I lead a dual life, part time NY, part time Italy, so when I got back to NY last week, and to a totally empty refrigerator, veal demi-glace was one of the first things I made as I replenished my kitchen. It's a unique ingredient, with unique properties. Yes, you can use chicken stock or beef stock, but it will yield different results, not unlike using white or red wine will yield different results. And no, it's nothing like the MSG that it was compared to.

What's interesting in reading everyone's take on this book, is on one hand there is a case being made for not dumbing down recipes, for not subbing ingredients, and then an equal case being made for just that thing.

Joancassell, I feel your pain. There are frequently ingredients that I can't obtain, and that's just the way life is, really annoying but true. I'm not sure its a fair criticism to say that Mr. Ruhlman should have researched the availability of veal bones, or discussed the moral aspects of veal. He's telling you, from his personal chef point of view, what he thinks about veal stock. That's all. Isn't a bit refreshing to have someone tell you what they really think rather than the p.c. response?

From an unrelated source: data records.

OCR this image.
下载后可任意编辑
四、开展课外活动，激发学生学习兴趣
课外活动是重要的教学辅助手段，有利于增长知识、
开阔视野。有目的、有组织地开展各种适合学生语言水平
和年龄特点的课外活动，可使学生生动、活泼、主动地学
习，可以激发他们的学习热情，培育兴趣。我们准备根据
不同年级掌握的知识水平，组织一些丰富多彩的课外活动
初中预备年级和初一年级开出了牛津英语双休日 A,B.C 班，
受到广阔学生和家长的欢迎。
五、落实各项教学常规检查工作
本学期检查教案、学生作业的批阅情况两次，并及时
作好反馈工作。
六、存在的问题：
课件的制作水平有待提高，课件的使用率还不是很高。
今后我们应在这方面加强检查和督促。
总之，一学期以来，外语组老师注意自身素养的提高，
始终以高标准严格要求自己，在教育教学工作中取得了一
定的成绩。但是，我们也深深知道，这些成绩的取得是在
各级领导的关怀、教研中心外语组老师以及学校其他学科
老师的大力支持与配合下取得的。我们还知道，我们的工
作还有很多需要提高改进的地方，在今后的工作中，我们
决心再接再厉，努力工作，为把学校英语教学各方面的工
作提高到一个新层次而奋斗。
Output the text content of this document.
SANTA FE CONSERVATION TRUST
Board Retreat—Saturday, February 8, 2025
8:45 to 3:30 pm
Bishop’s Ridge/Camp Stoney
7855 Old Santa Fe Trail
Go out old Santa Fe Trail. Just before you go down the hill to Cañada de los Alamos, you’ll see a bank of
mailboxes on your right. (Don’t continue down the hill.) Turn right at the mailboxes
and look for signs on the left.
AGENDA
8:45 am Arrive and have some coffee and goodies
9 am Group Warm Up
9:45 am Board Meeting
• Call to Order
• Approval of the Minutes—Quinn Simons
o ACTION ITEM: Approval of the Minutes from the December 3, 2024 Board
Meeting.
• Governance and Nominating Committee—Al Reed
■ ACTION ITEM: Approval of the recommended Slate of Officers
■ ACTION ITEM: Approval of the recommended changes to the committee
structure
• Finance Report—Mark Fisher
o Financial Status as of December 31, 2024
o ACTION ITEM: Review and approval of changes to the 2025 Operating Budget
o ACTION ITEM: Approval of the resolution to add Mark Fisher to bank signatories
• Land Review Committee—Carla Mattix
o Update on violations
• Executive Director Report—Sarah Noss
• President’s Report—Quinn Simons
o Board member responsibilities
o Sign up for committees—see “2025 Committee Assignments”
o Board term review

And, if you do track down a good, real butcher, kiss him, hold him, and tell him how much you treasure him as real butchers are a vanishing breed.(this is paraphrased from something Fergus Henderson has said).

And Annecross, thank you for giving me a great gift idea. My son and his girlfriend are becoming very good and passionate cooks and this just might feed their passion. (for cooking...for cooking! :laugh: )

Posted
What's interesting in reading everyone's take on this book, is on one hand there is a case being made for not dumbing down recipes, for not subbing ingredients, and then an equal case being made for just that thing.

The train has already left the station on the issue of dumbing down and subbing. As Ruhlman notes, many of the top professionals rejected veal stock long ago: "But, of course, Vongerichten and Rodgers can work wonders with plain water. It’s the non-pro who stands to gain the most from veal stock, the home cook." So the assumption that home cooks can't cook like professional cooks is already out there. The question is, does it make sense to draw this arbitrary line at veal stock? On the one hand, the professionals Ruhlman admires most aren't actually using the recipe he recommends. On the other hand, he's saying the home cook must, must, must use it. Well, I think the home cook who's having trouble getting veal, or who has to pay $30 to get enough of it to make a pot of stock, should maybe take a step back and evaluate the intended purpose of a stock. Planning to make a sauce for beef with it? Well, certainly beef stock is fine for that. Mushrooms? Beef is going to work really well for that too. Chicken? Maybe a poultry stock would be preferable, then again I bet beef stock would work pretty well. Worth trying, especially if you make your beef stock mostly from bones such that it approaches the "neutrality" of veal stock. A sauce for fish? Well, I don't particularly enjoy most veal-stock-based fish sauces anyway.

Steven A. Shaw aka "Fat Guy"
Co-founder, Society for Culinary Arts & Letters, sshaw@egstaff.org
Proud signatory to the eG Ethics code
Director, New Media Studies, International Culinary Center (take my food-blogging course)

Posted
I'll try the Hill.  Found a wholesale butcher, who does not carry it, and another, who has veal breast at $4.00 a pound.  I'm beginning to learn why so few people make veal stock.

I had trouble finding veal breasts/bones here in Albuquerque, NM and I went to several places. One place was able to get me the veal breast at that price you listed, but it turns out that is the price for it when it is boned. Seems a lot of folks don't want veal breasts with bones anymore. They want it to stuff, if they want it at all.

The other place, where I eventually ordered, was able to get them for much less, and it was much less expensive if I ordered in a larger quantity. And the lower price they quoted was for unboned veal breasts.

My point is, check to see if the price is for veal breast with bones, or without them.